Un bel romanzo

schmitt_ericIl formidabile protagonista del nuovo romanzo di Eric-Emmanuel Schmitt, fortunato autore del recente Monsieur Ibrahim e i fiori del Corano, è Oscar un bambino di dieci anni, malato terminale di leucemia. Che morirà presto nessuno glielo dice ma proprio questo glielo fa capire. Tutti mentono e non dicono le cose come stanno, perché “..se dici “morire” in un ospedale, nessuno sente. Puoi star sicuro che ci sarà un vuoto d’aria e che si parlerà d’altro”. Tutti mentono, soprattutto gli adulti e, in primis, quei “vigliacchi” dei suoi genitori. Per fortuna c’è Nonna Rosa.

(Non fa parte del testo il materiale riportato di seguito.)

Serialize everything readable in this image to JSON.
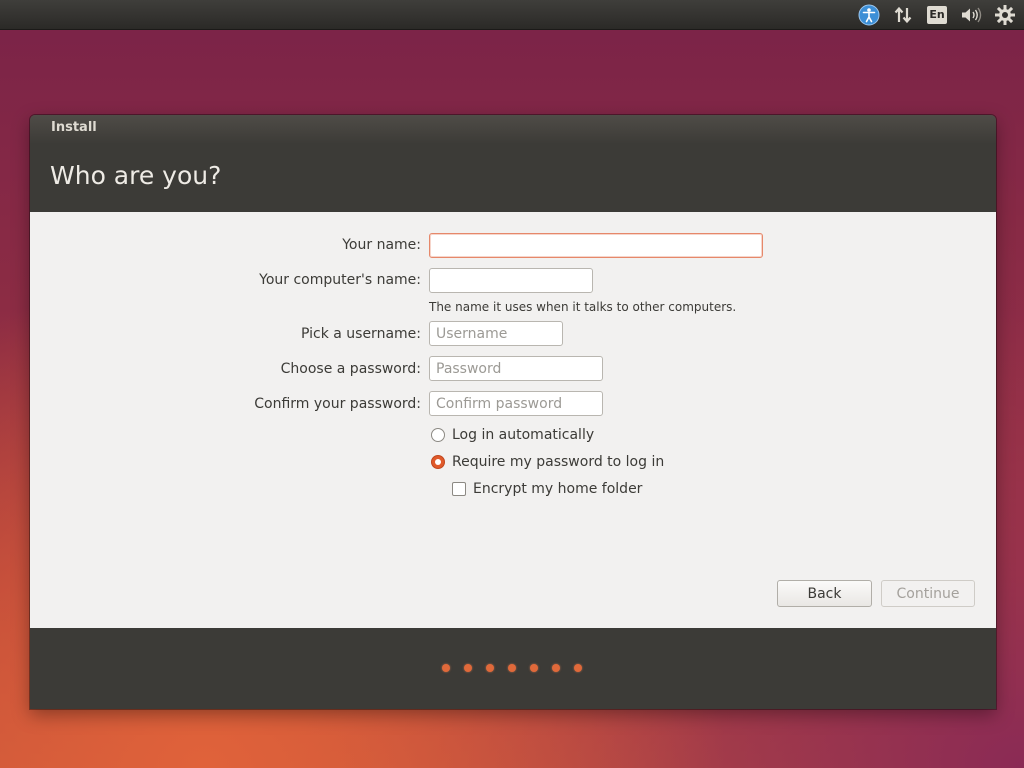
{
  "top_panel": {
    "indicators": [
      {
        "icon": "accessibility-icon"
      },
      {
        "icon": "network-transfer-icon"
      },
      {
        "icon": "keyboard-layout-icon",
        "label": "En"
      },
      {
        "icon": "volume-icon"
      },
      {
        "icon": "system-settings-icon"
      }
    ]
  },
  "window": {
    "title": "Install",
    "page_title": "Who are you?"
  },
  "form": {
    "your_name": {
      "label": "Your name:",
      "value": "",
      "placeholder": ""
    },
    "computer_name": {
      "label": "Your computer's name:",
      "value": "",
      "placeholder": "",
      "hint": "The name it uses when it talks to other computers."
    },
    "username": {
      "label": "Pick a username:",
      "value": "",
      "placeholder": "Username"
    },
    "password": {
      "label": "Choose a password:",
      "value": "",
      "placeholder": "Password"
    },
    "confirm_password": {
      "label": "Confirm your password:",
      "value": "",
      "placeholder": "Confirm password"
    },
    "login_options": [
      {
        "label": "Log in automatically",
        "checked": false
      },
      {
        "label": "Require my password to log in",
        "checked": true
      }
    ],
    "encrypt_home": {
      "label": "Encrypt my home folder",
      "checked": false
    }
  },
  "buttons": {
    "back": "Back",
    "continue": "Continue"
  },
  "progress": {
    "step_count": 7,
    "accent_color": "#e0693a"
  },
  "colors": {
    "accent": "#e05a2b",
    "title_bar": "#3c3b37",
    "content_bg": "#f2f1f0"
  }
}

Così Oscar chiama, a causa dell’età avanzata, la dama di carità che come molte sue colleghe francesi, col tipico camice rosa, assiste volontariamente i malati terminali. Nonna Rosa è per Oscar la Verità. A Nonna Rosa il piccolo malato confida di aver l’impressione “che abbiano inventato un ospedale diverso da quello che esiste veramente. Fanno come se si venisse all’ospedale solo per guarire. Mentre ci si viene anche per morire.” “Hai ragione, Oscar. E credo che si commetta lo stesso errore per la vita. Dimentichiamo che la vita è fragile, friabile, effimera. Facciamo tutti finta di essere immortali”.
C’è però un modo per vincere la morte: vivere e vivere intensamente.
Così la saggia Nonna Rosa suggerisce a Oscar di scrivere ogni sera una lettera a Dio. C’è un trucco nel suggerimento: ogni giorno deve corrispondere a dieci anni, così la prima lettera riguarderà i primi dieci anni di vita, la seconda tratterà degli anni della giovinezza, dai 10 ai 20, nella terza Oscar racconterà del periodo dai 20 ai 30 anni così via fino all’ultima lettera, la dodicesima, quando il “bambino” avrà raggiunto i mitici 120 anni!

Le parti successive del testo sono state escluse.